The boogey man (or is it boogey person in this era?) of the U.S. renewable energy industry is tax reform. Tax reform proposals typically follow the approach of the Tax Reform Act of 1986: lower tax rates by broadening the base. The translation of broadening the base includes the elimination of tax credits and accelerated depreciation. As tax credits and accelerated depreciation can constitute two-thirds of the economic value of some projects, the renewable energy industry fears for its future prospects.
For the first time, the renewable energy industry appears to have a defender from the boogey person.

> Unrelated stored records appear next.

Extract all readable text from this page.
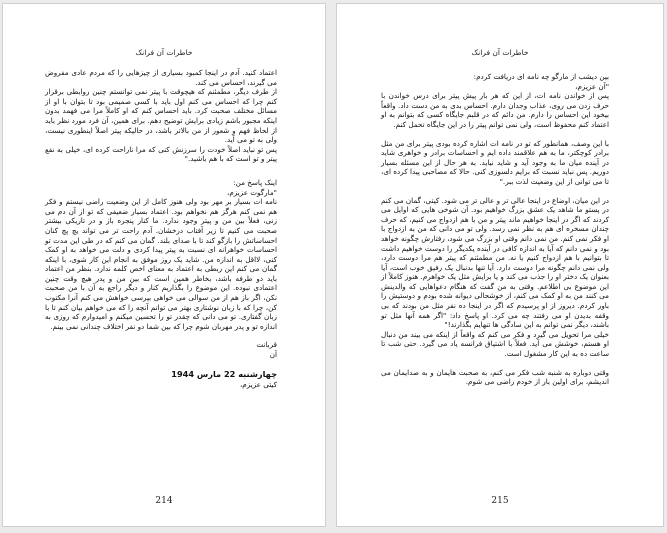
خاطرات آن فرانک

اعتماد کنید. آدم در اینجا کمبود بسیاری از چیزهایی را که مردم عادی مفروض می گیرند، احساس می کند.

از طرف دیگر، مطمئنم که هیچوقت با پیتر نمی توانستم چنین روابطی برقرار کنم چرا که احساس می کنم اول باید با کسی صمیمی بود تا بتوان با او از مسائل مختلف صحبت کرد. باید احساس کنم که او کاملاً مرا می فهمد بدون اینکه مجبور باشم زیادی برایش توضیح دهم. برای همین، آن فرد مورد نظر باید از لحاظ فهم و شعور از من بالاتر باشد، در حالیکه پیتر اصلاً اینطوری نیست، ولی به تو می آید.

پس تو نباید اصلاً خودت را سرزنش کنی که مرا ناراحت کرده ای، خیلی به نفع پیتر و تو است که با هم باشید."

اینک پاسخ من:

"مارگوت عزیزم،

نامه ات بسیار بر مهر بود ولی هنوز کامل از این وضعیت راضی نیستم و فکر هم نمی کنم هرگز هم نخواهم بود. اعتماد بسیار ضعیفی که تو از آن دم می زنی، فعلاً بین من و پیتر وجود ندارد. ما کنار پنجره باز و در تاریکی بیشتر صحبت می کنیم تا زیر آفتاب درخشان. آدم راحت تر می تواند یچ پچ کنان احساساتش را بازگو کند تا با صدای بلند. گمان می کنم که در طی این مدت تو احساسات خواهرانه ای نسبت به پیتر پیدا کردی و دلت می خواهد به او کمک کنی، لااقل به اندازه من. شاید یک روز موفق به انجام این کار شوی، با اینکه گمان می کنم این ربطی به اعتماد به معنای اخص کلمه ندارد. بنظر من اعتماد باید دو طرفه باشد، بخاطر همین است که بین من و پدر هیچ وقت چنین اعتمادی نبوده. این موضوع را بگذاریم کنار و دیگر راجع به آن با من صحبت نکن، اگر باز هم از من سوالی می خواهی بپرسی خواهش می کنم آنرا مکتوب کن، چرا که با زبان نوشتاری بهتر می توانم آنچه را که می خواهم بیان کنم تا با زبان گفتاری. تو می دانی که چقدر تو را تحسین میکنم و امیدوارم که روزی به اندازه تو و پدر مهربان شوم چرا که بین شما دو نفر اختلاف چندانی نمی بینم.

قربانت

آن

چهارشنبه 22 مارس 1944

کیتی عزیزم،

214
خاطرات آن فرانک

بین دیشب از مارگو چه نامه ای دریافت کردم:

"آن عزیزم،

پس از خواندن نامه ات، از این که هر بار پیش پیتر برای درس خواندن با حرف زدن می روی، عذاب وجدان دارم. احساس بدی به من دست داد. واقعاً بیخود این احساس را دارم. من دائم که در قلبم جایگاه کسی که بتوانم به او اعتماد کنم محفوظ است، ولی نمی توانم پیتر را در این جایگاه تحمل کنم.

با این وصف، همانطور که تو در نامه ات اشاره کرده بودی پیتر برای من مثل برادر کوچکتر، ما به هم علاقمند داده ایم و احساسات برادر و خواهری شاید در آینده میان ما به وجود آید و شاید نیاید. به هر حال از این مسئله بسیار دوریم. پس نباید نسبت که برایم دلسوزی کنی. حالا که مصاحبی پیدا کرده ای، تا می توانی از این وضعیت لذت ببر."

در این میان، اوضاع در اینجا عالی تر و عالی تر می شود. کیتی، گمان می کنم در پستو ما شاهد یک عشق بزرگ خواهیم بود. آن شوخی هایی که اوایل می کردند که اگر در اینجا خواهیم ماند پیتر و من با هم ازدواج می کنیم، که حرف چندان مسخره ای هم به نظر نمی رسد. ولی تو می دانی که من به ازدواج با او فکر نمی کنم. من نمی دانم وقتی او بزرگ می شود، رفتارش چگونه خواهد بود و نمی دانم که آیا به اندازه کافی در آینده یکدیگر را دوست خواهیم داشت تا بتوانیم با هم ازدواج کنیم یا نه. من مطمئنم که پیتر هم مرا دوست دارد، ولی نمی دانم چگونه مرا دوست دارد. آیا تنها بدنبال یک رفیق خوب است، آیا بعنوان یک دختر او را جذب می کند و یا برایش مثل یک خواهرم. هنوز کاملاً از این موضوع بی اطلاعم. وقتی به من گفت که هنگام دعواهایی که والدینش می کنند من به او کمک می کنم، از خوشحالی دیوانه شده بودم و دوستیش را باور کردم. دیروز از او پرسیدم که اگر در اینجا ده نفر مثل من بودند که بی وقفه بدیدن او می رفتند چه می کرد. او پاسخ داد: "اگر همه آنها مثل تو باشند، دیگر نمی توانم به این سادگی ها تنهایم بگذارند!"

خیلی مرا تحویل می گیرد و فکر می کنم که واقعاً از اینکه می بیند من دنبال او هستم، خوشش می آید. فعلاً با اشتیاق فرانسه یاد می گیرد. حتی شب تا ساعت ده به این کار مشغول است.

وقتی دوباره به شنبه شب فکر می کنم، به صحبت هایمان و به صدایمان می اندیشم، برای اولین بار از خودم راضی می شوم.

215
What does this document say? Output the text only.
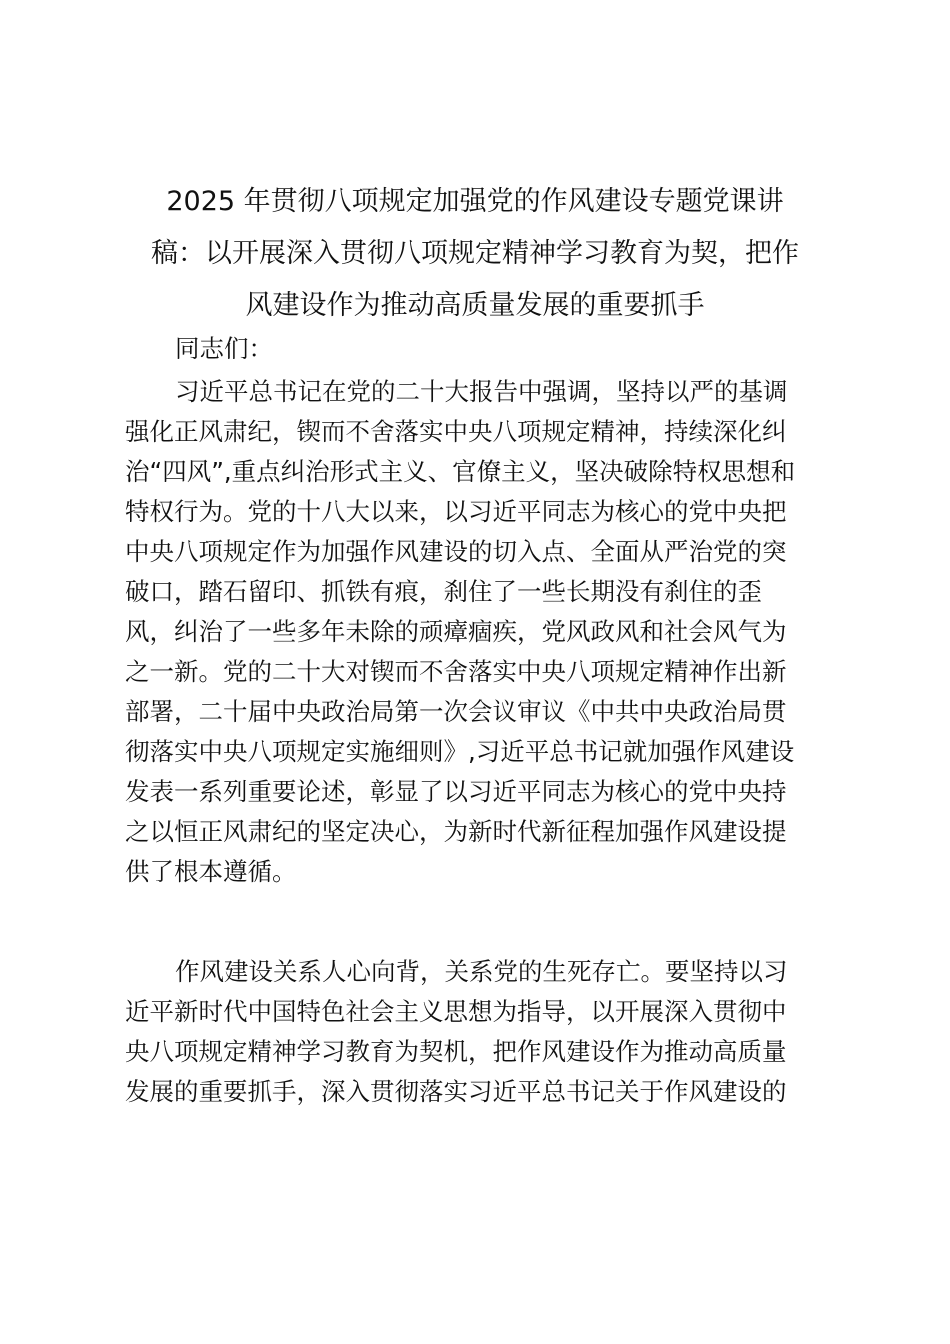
2025 年贯彻八项规定加强党的作风建设专题党课讲
稿：以开展深入贯彻八项规定精神学习教育为契，把作
风建设作为推动高质量发展的重要抓手

同志们：

习近平总书记在党的二十大报告中强调，坚持以严的基调
强化正风肃纪，锲而不舍落实中央八项规定精神，持续深化纠
治“四风”,重点纠治形式主义、官僚主义，坚决破除特权思想和
特权行为。党的十八大以来，以习近平同志为核心的党中央把
中央八项规定作为加强作风建设的切入点、全面从严治党的突
破口，踏石留印、抓铁有痕，刹住了一些长期没有刹住的歪
风，纠治了一些多年未除的顽瘴痼疾，党风政风和社会风气为
之一新。党的二十大对锲而不舍落实中央八项规定精神作出新
部署，二十届中央政治局第一次会议审议《中共中央政治局贯
彻落实中央八项规定实施细则》,习近平总书记就加强作风建设
发表一系列重要论述，彰显了以习近平同志为核心的党中央持
之以恒正风肃纪的坚定决心，为新时代新征程加强作风建设提
供了根本遵循。

作风建设关系人心向背，关系党的生死存亡。要坚持以习
近平新时代中国特色社会主义思想为指导，以开展深入贯彻中
央八项规定精神学习教育为契机，把作风建设作为推动高质量
发展的重要抓手，深入贯彻落实习近平总书记关于作风建设的
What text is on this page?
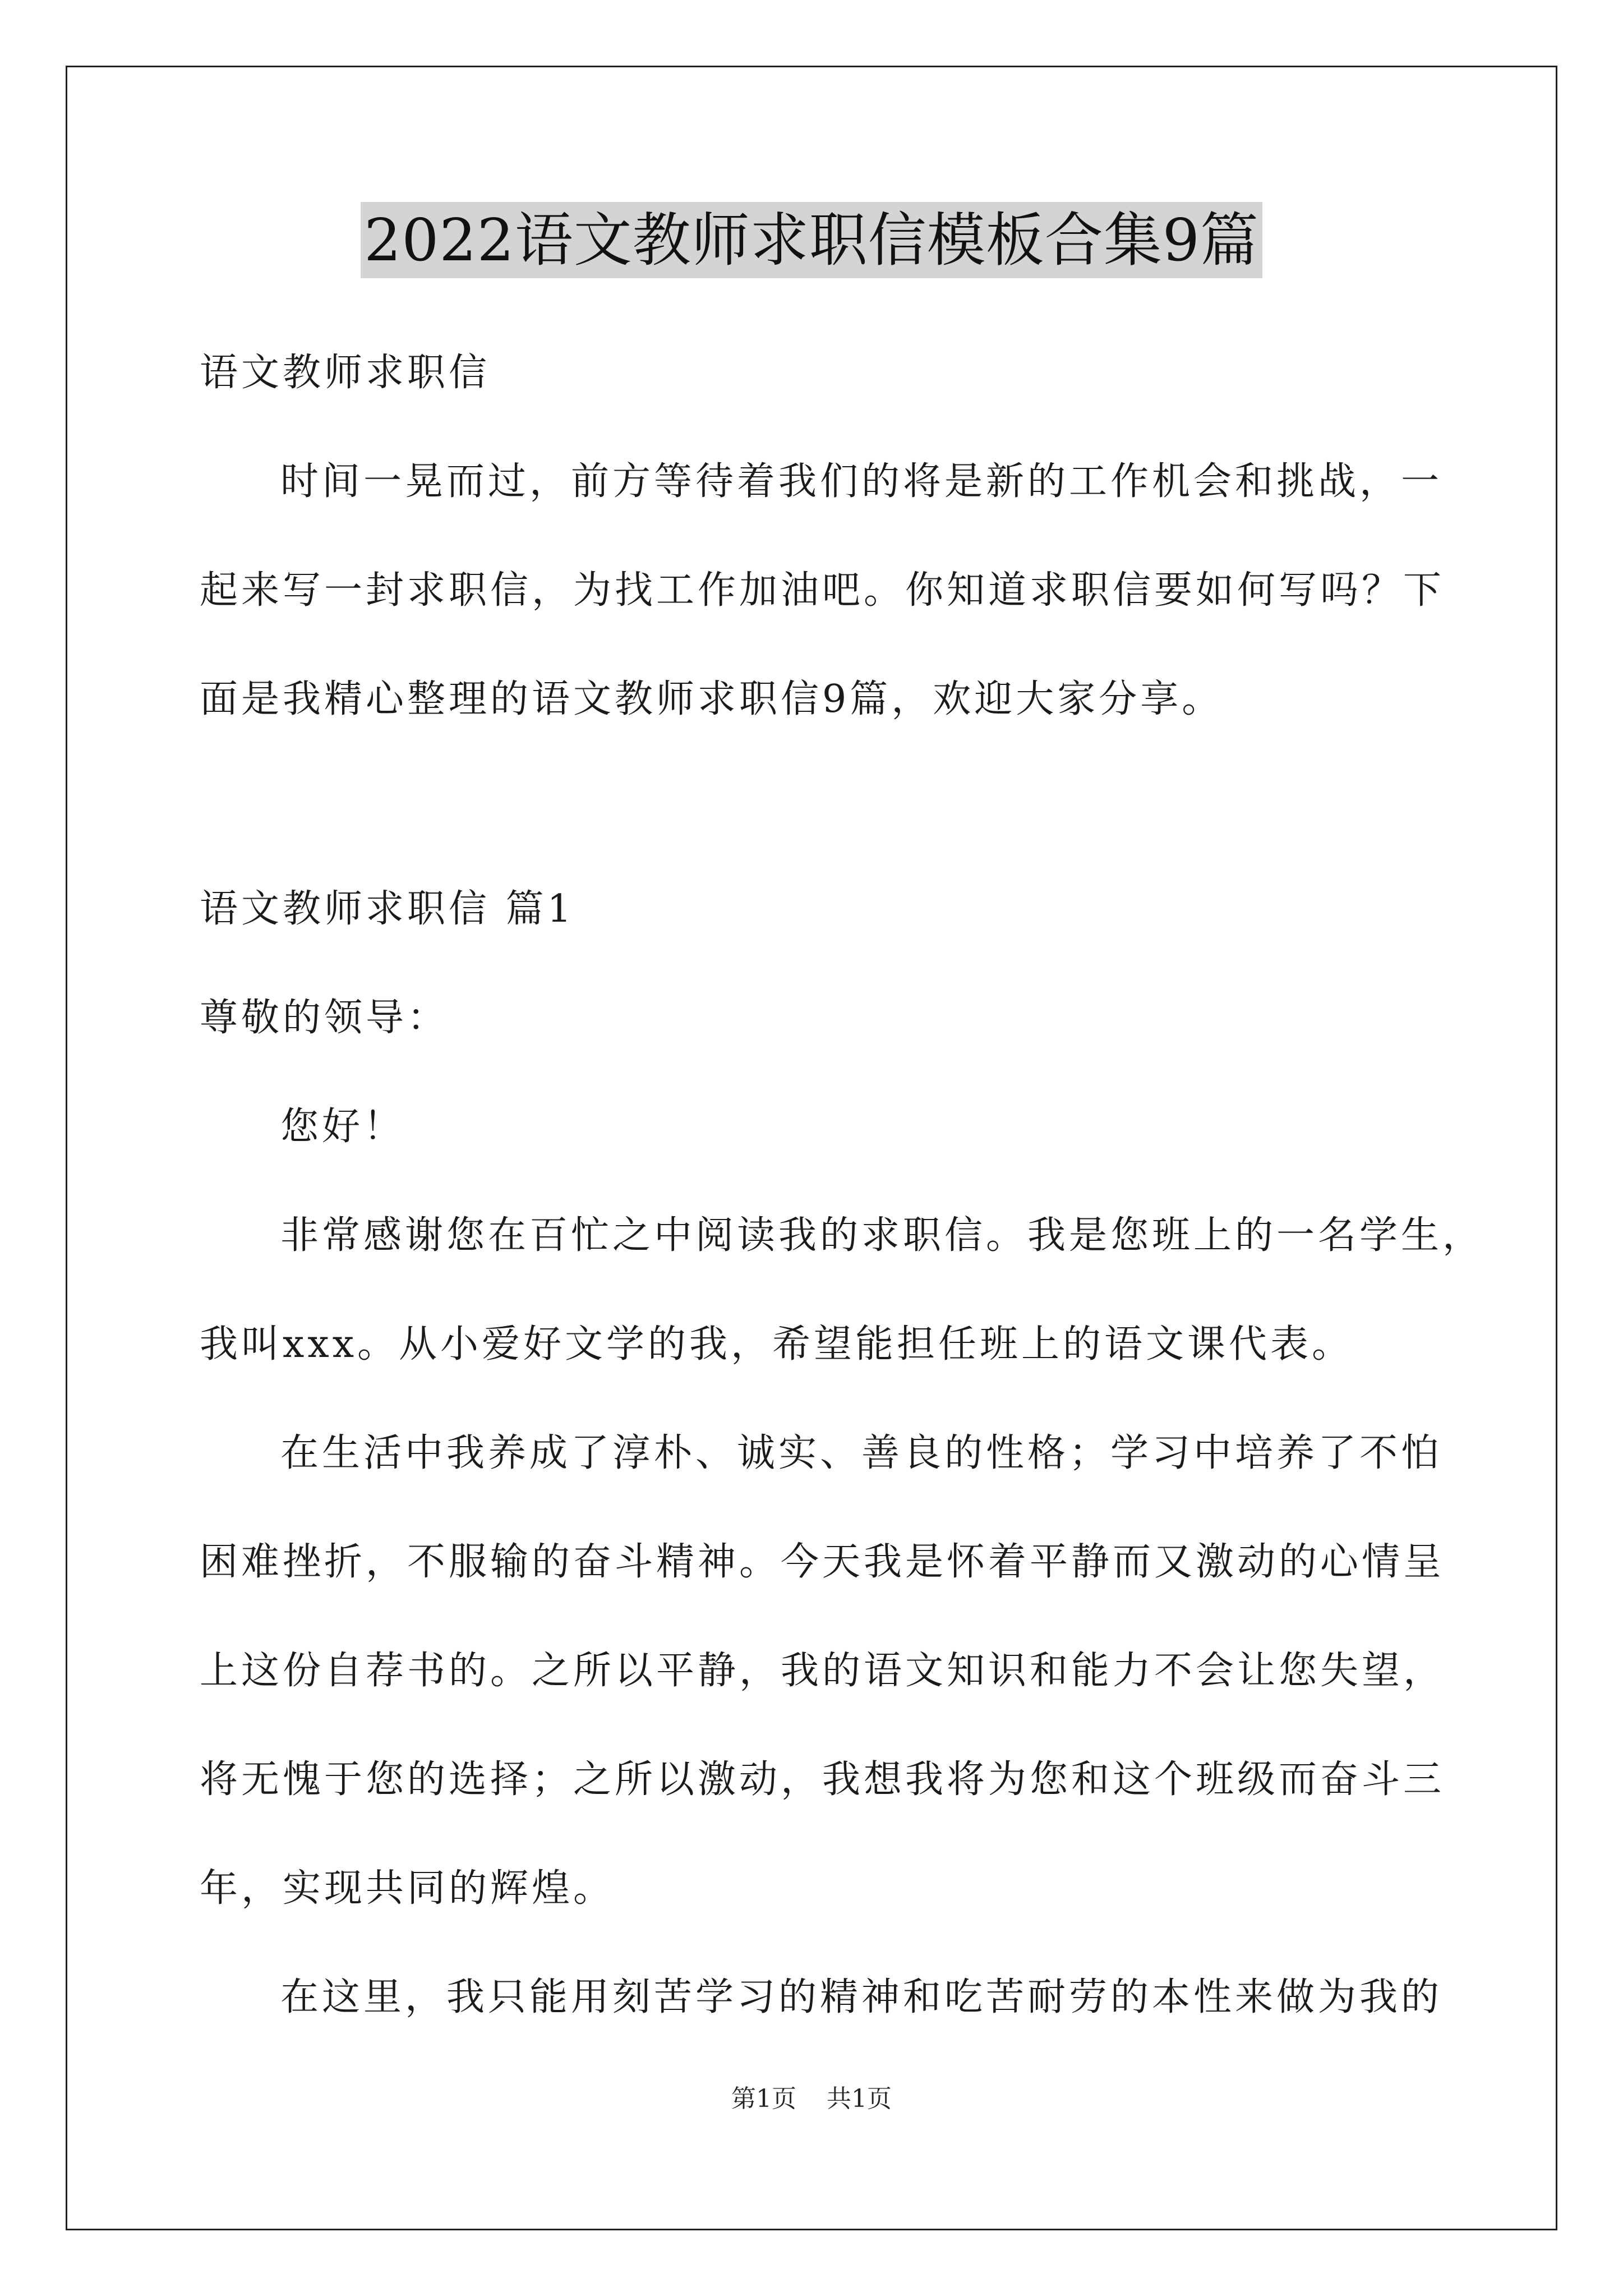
2022语文教师求职信模板合集9篇
语文教师求职信
时间一晃而过，前方等待着我们的将是新的工作机会和挑战，一
起来写一封求职信，为找工作加油吧。你知道求职信要如何写吗？下
面是我精心整理的语文教师求职信9篇，欢迎大家分享。
语文教师求职信 篇1
尊敬的领导：
您好！
非常感谢您在百忙之中阅读我的求职信。我是您班上的一名学生，
我叫xxx。从小爱好文学的我，希望能担任班上的语文课代表。
在生活中我养成了淳朴、诚实、善良的性格；学习中培养了不怕
困难挫折，不服输的奋斗精神。今天我是怀着平静而又激动的心情呈
上这份自荐书的。之所以平静，我的语文知识和能力不会让您失望，
将无愧于您的选择；之所以激动，我想我将为您和这个班级而奋斗三
年，实现共同的辉煌。
在这里，我只能用刻苦学习的精神和吃苦耐劳的本性来做为我的
第1页 共1页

Brian Deese, the Deputy Director of the President’s National Economic Council, made a public statement acknowledging that special consideration needs to be given to renewable energy during the tax reform process: “the way that corporate tax reform gets done could have a dramatic effect, long-term, [on] the incentives for investment in the United States for ... technologies and renewable technologies. We have got to keep an eye on those things and got to make that a priority.”
It is unclear what this assurance means. Does it mean energy tax credits and accelerated depreciation for renewable technologies would be carved out of tax reform? Does it mean the U.S. would adopt a European-style feed-in tariff (basically, a cash subsidy) in lieu of tax credits? Or does it mean that some new tax benefit would be enacted in place of the current ones?
With these assurances, now at least when cocktail party chatter turns to the benefits of tax reform, those who support our industry do not have to stare at their feet and pretend the conversation is inaudible.